本教程讨论了如何创建网络区域和上下文规则以及如何验证它们是否有效。 在本教程中,您将学习如何在浏览器控制台中创建 CBR 对象,以及如何使用 Terraform 以“基础架构即代码”形式创建 CBR 对象。 您还将了解有关如何为云资源定义访问策略的条件。
目标
- 了解基于上下文的限制,以保护云资源
- 定义网络区域以识别允许和拒绝访问的流量源
- 创建定义用于访问云资源的上下文的规则
- 了解如何测试和监控上下文规则
下图显示了教程 将端到端安全性应用于云应用程序 中使用的解决方案体系结构。 Kubernetes Service 集群,Container Registry,Key Protect和 Object Storage 表示作为上下文规则实现的基于上下文的限制。 请注意,Secrets Manager 可能也已受保护,但仅是可选服务,未在本教程中使用。
准备工作
本教程需要:
- IBM Cloud CLI,
docker
客户机,用于推送和拉取容器映像。
您将在 解决方案教程入门 指南中找到有关为您的操作环境下载和安装这些工具的指示信息。
要避免安装这些工具,可以从 IBM Cloud 控制台使用 Cloud Shell。
设置
在后续步骤 使用 Terraform 来配置基于上下文的限制 中,您将在教程 将端到端安全性应用于云应用程序 中使用的资源的基础上,部署 CBR 对象作为额外的安全层。
-
使用由 Schematics 管理的 Terraform 部署资源,如配套的 GitHub 存储库中所述。
-
必须配置 IBM Cloud Activity Tracker Event Routing 以将审计事件路由到IBM Cloud Logs目标实例。 如果当前未在账户中配置,则按 配置IBM日志目标 中所述路由审计事件。
概述: 基于上下文的限制
基于上下文的限制(CBRs) 使您能够根据网络位置和访问请求类型来定义和实施 IBM Cloud 资源的访问限制。 由于 IAM 策略和基于上下文的限制都强制实施访问权,因此基于上下文的限制提供了保护,即使在凭证受损或管理不当的情况下也是如此。
规则用于管理对由其服务名称和类型以及其他属性标识的资源的访问。 它们可以包含区域,资源组和其他特定于服务的属性。 规则中的属性大多是可选的,因此您可以进行管理,例如,将所有 Key Protect 实例一起管理,或者仅将已识别的 Key Protect 实例中的特定密钥环作为目标。
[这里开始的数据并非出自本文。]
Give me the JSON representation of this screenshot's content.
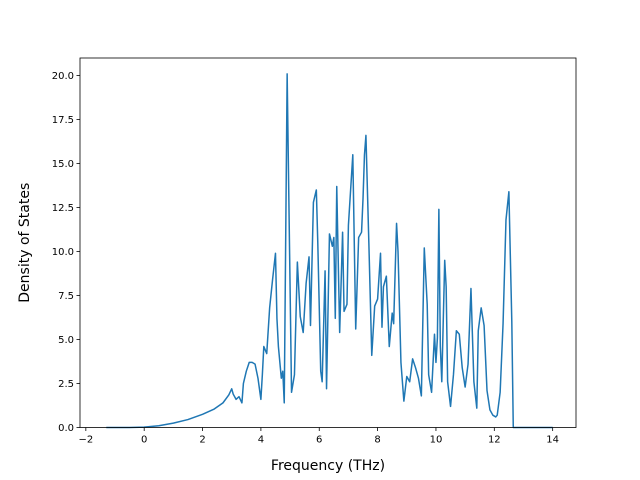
{
  "chart_data": {
    "type": "line",
    "title": "",
    "xlabel": "Frequency (THz)",
    "ylabel": "Density of States",
    "xlim": [
      -2.2,
      14.8
    ],
    "ylim": [
      0,
      21.0
    ],
    "x_ticks": [
      -2,
      0,
      2,
      4,
      6,
      8,
      10,
      12,
      14
    ],
    "x_tick_labels": [
      "−2",
      "0",
      "2",
      "4",
      "6",
      "8",
      "10",
      "12",
      "14"
    ],
    "y_ticks": [
      0.0,
      2.5,
      5.0,
      7.5,
      10.0,
      12.5,
      15.0,
      17.5,
      20.0
    ],
    "y_tick_labels": [
      "0.0",
      "2.5",
      "5.0",
      "7.5",
      "10.0",
      "12.5",
      "15.0",
      "17.5",
      "20.0"
    ],
    "grid": false,
    "legend": "none",
    "color": "#1f77b4",
    "series": [
      {
        "x": [
          -1.3,
          -0.5,
          0.0,
          0.5,
          1.0,
          1.5,
          2.0,
          2.4,
          2.7,
          2.9,
          3.0,
          3.05,
          3.15,
          3.25,
          3.35,
          3.4,
          3.5,
          3.6,
          3.7,
          3.8,
          3.9,
          4.0,
          4.05,
          4.1,
          4.2,
          4.3,
          4.4,
          4.5,
          4.55,
          4.6,
          4.7,
          4.75,
          4.8,
          4.9,
          4.95,
          5.05,
          5.15,
          5.25,
          5.35,
          5.45,
          5.55,
          5.65,
          5.7,
          5.8,
          5.9,
          5.95,
          6.05,
          6.1,
          6.2,
          6.25,
          6.35,
          6.45,
          6.5,
          6.55,
          6.6,
          6.7,
          6.8,
          6.85,
          6.95,
          7.0,
          7.15,
          7.25,
          7.35,
          7.45,
          7.5,
          7.55,
          7.6,
          7.7,
          7.8,
          7.9,
          8.0,
          8.1,
          8.15,
          8.2,
          8.3,
          8.4,
          8.5,
          8.55,
          8.65,
          8.7,
          8.8,
          8.9,
          9.0,
          9.1,
          9.2,
          9.3,
          9.4,
          9.5,
          9.6,
          9.7,
          9.75,
          9.85,
          9.95,
          10.0,
          10.05,
          10.1,
          10.15,
          10.2,
          10.3,
          10.35,
          10.4,
          10.5,
          10.6,
          10.7,
          10.8,
          10.9,
          11.0,
          11.1,
          11.2,
          11.3,
          11.4,
          11.45,
          11.55,
          11.65,
          11.75,
          11.85,
          11.95,
          12.05,
          12.1,
          12.2,
          12.3,
          12.4,
          12.5,
          12.6,
          12.65,
          12.7,
          12.8,
          14.0
        ],
        "y": [
          0.0,
          0.0,
          0.02,
          0.1,
          0.25,
          0.45,
          0.75,
          1.05,
          1.4,
          1.85,
          2.2,
          1.9,
          1.6,
          1.75,
          1.4,
          2.5,
          3.2,
          3.7,
          3.7,
          3.6,
          2.8,
          1.6,
          3.0,
          4.6,
          4.2,
          6.8,
          8.4,
          9.9,
          6.2,
          4.6,
          2.8,
          3.2,
          1.4,
          20.1,
          14.0,
          2.0,
          3.0,
          9.4,
          6.3,
          5.4,
          8.2,
          9.7,
          5.8,
          12.8,
          13.5,
          10.5,
          3.2,
          2.6,
          8.9,
          2.2,
          11.0,
          10.3,
          10.8,
          6.2,
          13.7,
          5.4,
          11.1,
          6.6,
          7.0,
          11.5,
          15.5,
          5.6,
          10.8,
          11.1,
          13.0,
          15.5,
          16.6,
          10.5,
          4.1,
          6.9,
          7.3,
          9.9,
          5.7,
          8.0,
          8.6,
          4.6,
          6.5,
          5.9,
          11.6,
          10.0,
          3.7,
          1.5,
          2.9,
          2.6,
          3.9,
          3.4,
          2.8,
          1.8,
          10.2,
          7.0,
          3.0,
          2.0,
          5.3,
          3.7,
          5.1,
          12.4,
          4.6,
          2.6,
          9.5,
          8.0,
          2.6,
          1.2,
          3.0,
          5.5,
          5.3,
          3.4,
          2.3,
          3.6,
          7.9,
          2.6,
          1.1,
          5.5,
          6.8,
          5.8,
          2.1,
          1.0,
          0.7,
          0.6,
          0.7,
          2.0,
          5.9,
          11.8,
          13.4,
          6.0,
          0.0,
          0.0,
          0.0,
          0.0
        ]
      }
    ]
  }
}
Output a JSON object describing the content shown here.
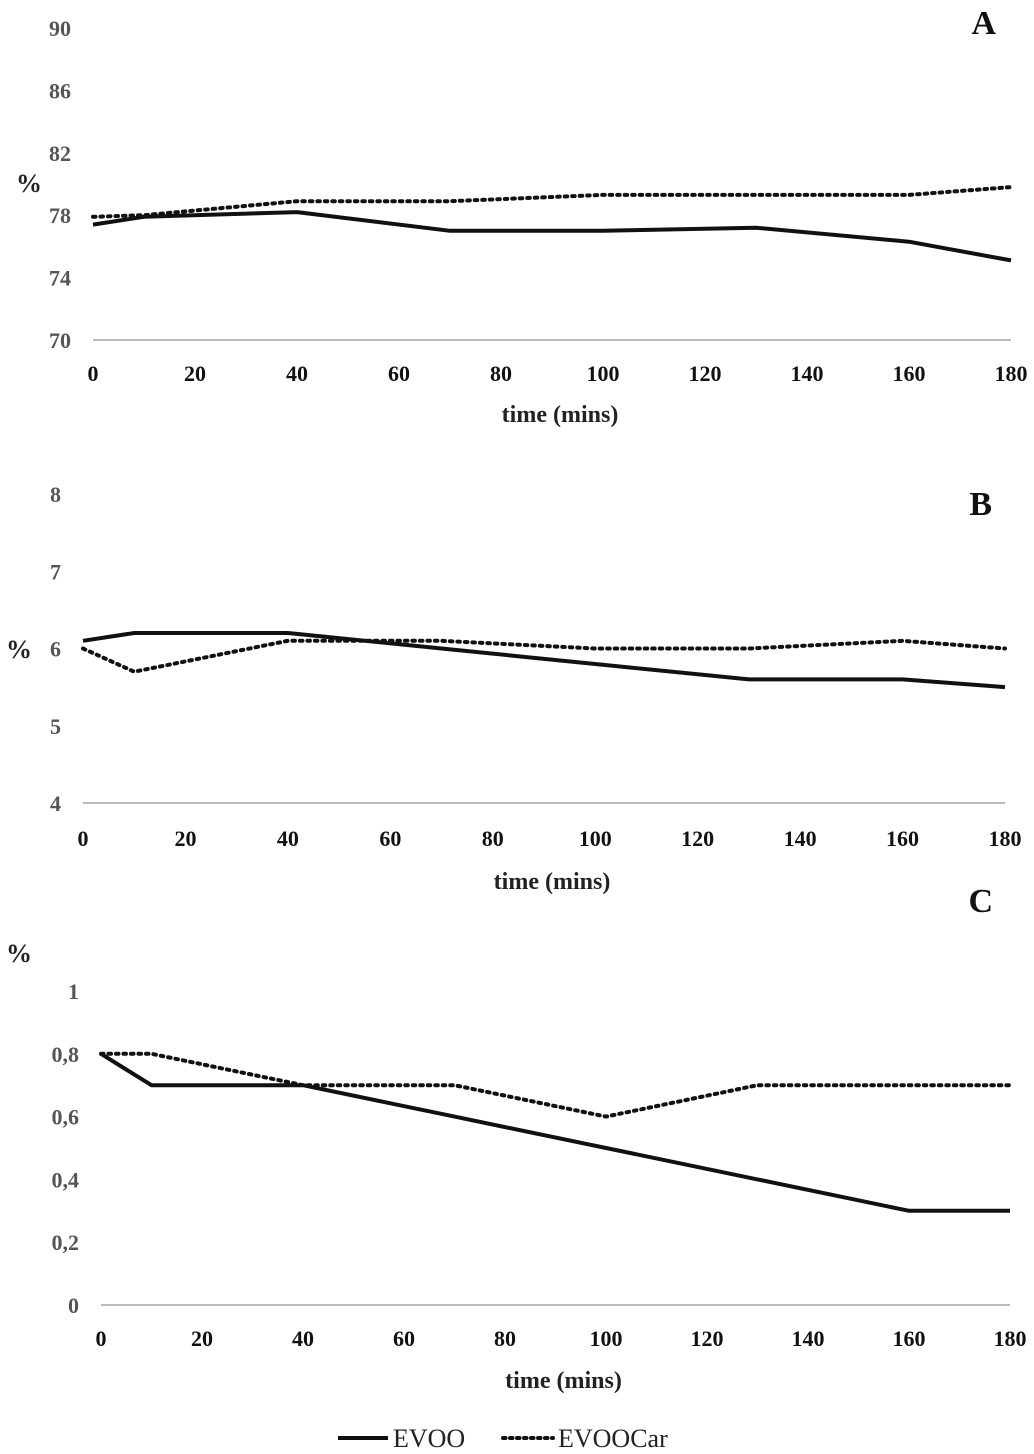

限制的上下文由网络区域和服务端点组成。 您可能希望根据特定 IP 地址或范围来定义区域,或者通过配置源自一个或多个 VPC 或云服务的流量来定义区域。 因此,可能仅允许从特定 Object Storage 实例访问样本 Key Protect 实例,这是众所周知的 IP 地址范围,并且只能通过专用端点进行访问。
网络区域可用于定义多个规则。 规则的实施方式为“已禁用”,“仅报告”或“已启用”。
目前,并非所有云服务都支持仅报告方式。 此外,这些服务在启用时也不会生成任何与 CBR 相关的日志条目。 请检查各个服务文档以获取详细信息。
创建区域和规则
为了评估基于上下文的限制的影响,您将在 Container Registry中创建用于管理对名称空间的访问权的规则。 首先创建该名称空间,然后创建网络区域以将 VPC 标识为流量源。
- 转到 Container Registry命名 空间,并注意先前配置的命名空间名称。
- 在 IBM Cloud 控制台中,单击 管理 菜单,然后选择 基于上下文的限制。 在概述页面中,单击 创建网络区域。
- 输入 VPCzone 作为名称。 在 允许的 VPC 下,选择具有 Kubernetes Service 集群的 VPC。 单击 下一步 以复审,然后 创建 区域。
- 接下来,通过单击左侧导航中的 规则,然后单击 创建,以使用区域创建规则。
- 在 服务 部分中选择 Container Registry,然后单击 下一步。
- 将 API 部分保留为 所有 服务 API 单击 下一步。
- 然后,在 资源下,选择 特定资源。 选取 资源类型 作为属性,并指定 namespace 作为值。 添加另一个条件,并将资源名称配置为 NAMESPACE(与步骤 1 中的值相同)。 单击 复审,然后单击 继续。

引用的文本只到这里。